Here’s how everything works:
- The phone plays Pandora Radio over the car’s stereo system
- If a call comes in, the music is paused and the ringer comes over the speakers
- Likewise, the music is muted for the turn-by-turn directions with Google Navigation
- Talking on the speakerphone will play the caller’s voice over the radio. They may hear a slight echo since they’ll hear their own voice through the car’s speakers.
- Google Navigation works great – and voice search is awesome. You can tell voice search “Navigate to Home Depot” and it will find the nearest Home Depot and give you turn-by-turn directions there. Once you arrive, it will show you a Street View picture of your destination, so you know exactly what it looks like.
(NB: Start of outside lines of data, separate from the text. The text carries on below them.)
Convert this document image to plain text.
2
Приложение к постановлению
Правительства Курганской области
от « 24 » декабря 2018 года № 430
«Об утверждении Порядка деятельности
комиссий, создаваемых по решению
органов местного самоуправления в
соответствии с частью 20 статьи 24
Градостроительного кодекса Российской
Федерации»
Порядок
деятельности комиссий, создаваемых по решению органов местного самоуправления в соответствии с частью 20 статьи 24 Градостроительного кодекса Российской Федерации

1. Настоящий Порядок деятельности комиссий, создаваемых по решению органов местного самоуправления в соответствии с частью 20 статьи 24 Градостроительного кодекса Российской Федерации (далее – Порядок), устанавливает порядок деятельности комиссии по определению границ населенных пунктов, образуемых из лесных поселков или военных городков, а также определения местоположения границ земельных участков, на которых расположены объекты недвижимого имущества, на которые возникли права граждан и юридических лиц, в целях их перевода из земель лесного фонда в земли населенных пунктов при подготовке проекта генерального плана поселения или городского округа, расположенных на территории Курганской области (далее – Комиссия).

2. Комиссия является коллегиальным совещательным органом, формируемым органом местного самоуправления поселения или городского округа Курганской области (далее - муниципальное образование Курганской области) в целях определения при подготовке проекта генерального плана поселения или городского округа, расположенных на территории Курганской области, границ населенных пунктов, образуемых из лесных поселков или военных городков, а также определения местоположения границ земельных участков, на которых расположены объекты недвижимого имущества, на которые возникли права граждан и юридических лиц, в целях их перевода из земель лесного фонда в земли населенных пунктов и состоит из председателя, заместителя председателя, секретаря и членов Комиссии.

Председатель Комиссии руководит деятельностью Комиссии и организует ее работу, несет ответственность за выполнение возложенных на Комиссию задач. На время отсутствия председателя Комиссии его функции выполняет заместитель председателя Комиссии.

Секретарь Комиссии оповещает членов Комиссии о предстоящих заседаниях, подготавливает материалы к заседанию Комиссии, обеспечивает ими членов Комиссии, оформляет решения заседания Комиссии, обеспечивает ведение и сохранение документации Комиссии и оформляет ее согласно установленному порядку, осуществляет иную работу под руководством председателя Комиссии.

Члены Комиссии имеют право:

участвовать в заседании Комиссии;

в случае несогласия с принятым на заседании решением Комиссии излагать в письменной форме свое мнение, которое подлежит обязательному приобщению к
- Like normal GPS, Google Navigation will re-route if you miss a turn, give you voice directions like “turn left in 200 yards” and follows your car on the map with an arrow showing which direction you are going. Unlike some cell phones, this uses actual GPS satellites, it doesn’t triangulate with cell phone towers, so its much more accurate (like a Tom Tom, Garmin, or factory equipped Navigation System). It does load the maps from your phone’s data connection, so that could potentially be a problem if you go out of service range on a long road trip. This hasn’t happened yet, but I’m curious to see what happens when I do. It should still show the arrow from GPS and remember the directions, but it might not load the map showing the streets and everything…
With Pandora playing:
In Navigation mode:
Overall, I’m very happy with it. I wish the wiring were a little more stealth for the charger, but I’m sure I’ll figure something out.